Reads: 1 interval-clears-zero on the positive side (uncorrected), 19 not separable from chance, 15 too concentrated to read, 15 with fewer than 30 resolved positions. Zero of the 50 are in the FDR-corrected cleared set.

Method

  • Universe: the published top-50 Edge Score cohort artifact (wallets with at least 20 resolved positions, ranked by the descriptive Edge Score composite; refreshed daily). The rendered leaderboard page shows the cohort's positive-PnL subset.
  • Realized entry edge per wallet: outcome minus entry volume-weighted price, equal-weighted across resolved unique positions; 95% interval via BCa bootstrap. Readability floor: 30 resolved positions (35 of 50 qualify; the other 15 are reported as insufficient, not tested).
  • Concentration screen: the single biggest winning event's PnL divided by net PnL; at or above 0.6 the record is reported as too concentrated to read. The ratio is not bounded by 1 and exceeds it when one event is larger than the net result. A non-computable ratio (analyzer-side net PnL at or below zero) cannot trigger the concentrated read; the record is then classified by its interval alone. This applies to the one positive-interval row: its net-negative PnL makes the ratio non-computable, so that record was not concentration-screened. The sign column comes from the cohort artifact, which can disagree with the analyzer-side figure.
  • Multiple comparisons: 35 one-sided tests at 2.5% imply about 0.875 expected false positives under a null of zero skill. The cohort-level corrected screen (Benjamini-Hochberg, q=0.10, published separately) cleared 178 of 3,871 wallets platform-wide; none of the 50 in this cohort are among them.
  • Dollar PnL figures are withheld: the cohort artifact and the live analyzer disagree on realized PnL for some wallets, and we do not publish numbers our own pipelines dispute. The reconciliation is tracked internally; the sign column is the cohort artifact's.

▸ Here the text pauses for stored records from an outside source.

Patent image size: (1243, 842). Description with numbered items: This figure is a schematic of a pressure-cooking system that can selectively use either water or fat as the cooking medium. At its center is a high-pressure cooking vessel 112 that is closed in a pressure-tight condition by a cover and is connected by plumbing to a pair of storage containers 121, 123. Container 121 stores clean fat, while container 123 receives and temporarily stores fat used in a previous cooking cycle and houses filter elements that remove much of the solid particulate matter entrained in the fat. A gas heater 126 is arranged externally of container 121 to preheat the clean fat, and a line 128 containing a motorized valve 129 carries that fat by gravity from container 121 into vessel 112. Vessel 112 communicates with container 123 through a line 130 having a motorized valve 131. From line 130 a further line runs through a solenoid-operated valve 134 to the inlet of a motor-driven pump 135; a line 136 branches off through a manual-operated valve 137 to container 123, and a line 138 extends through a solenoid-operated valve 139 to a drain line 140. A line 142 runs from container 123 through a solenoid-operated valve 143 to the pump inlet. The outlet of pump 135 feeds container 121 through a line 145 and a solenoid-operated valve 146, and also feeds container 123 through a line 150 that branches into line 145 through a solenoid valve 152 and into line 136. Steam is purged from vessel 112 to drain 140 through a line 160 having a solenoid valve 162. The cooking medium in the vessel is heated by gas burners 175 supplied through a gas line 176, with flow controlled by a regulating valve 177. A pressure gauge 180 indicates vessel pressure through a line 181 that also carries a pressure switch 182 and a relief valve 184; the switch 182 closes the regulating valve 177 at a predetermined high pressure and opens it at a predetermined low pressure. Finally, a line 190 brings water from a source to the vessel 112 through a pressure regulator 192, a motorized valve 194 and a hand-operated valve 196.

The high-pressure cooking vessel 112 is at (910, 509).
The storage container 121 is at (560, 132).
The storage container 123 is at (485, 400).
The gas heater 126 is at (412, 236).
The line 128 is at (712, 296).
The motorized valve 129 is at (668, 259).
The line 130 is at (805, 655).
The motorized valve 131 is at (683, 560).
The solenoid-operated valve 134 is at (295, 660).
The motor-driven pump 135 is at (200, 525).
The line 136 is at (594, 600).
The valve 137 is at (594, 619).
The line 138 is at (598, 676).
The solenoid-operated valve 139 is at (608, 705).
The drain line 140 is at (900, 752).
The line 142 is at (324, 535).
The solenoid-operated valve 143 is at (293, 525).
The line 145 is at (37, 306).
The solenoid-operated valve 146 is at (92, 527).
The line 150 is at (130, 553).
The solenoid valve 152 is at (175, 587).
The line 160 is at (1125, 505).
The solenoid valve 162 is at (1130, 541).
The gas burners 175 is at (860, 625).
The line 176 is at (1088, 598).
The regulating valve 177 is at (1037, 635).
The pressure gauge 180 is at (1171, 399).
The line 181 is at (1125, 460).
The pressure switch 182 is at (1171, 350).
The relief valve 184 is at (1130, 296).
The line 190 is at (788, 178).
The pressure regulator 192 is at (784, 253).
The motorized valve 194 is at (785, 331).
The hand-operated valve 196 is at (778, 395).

Diagnostics on public on-chain records, not investment advice. A past read is not a forecast, and no corrected evidence of skill is not evidence of no skill: several intervals are wide and include large positive values, so the record is underpowered, not settled. If you think the math is wrong, the interval is the thing to argue with; we publish corrections when receipts say so.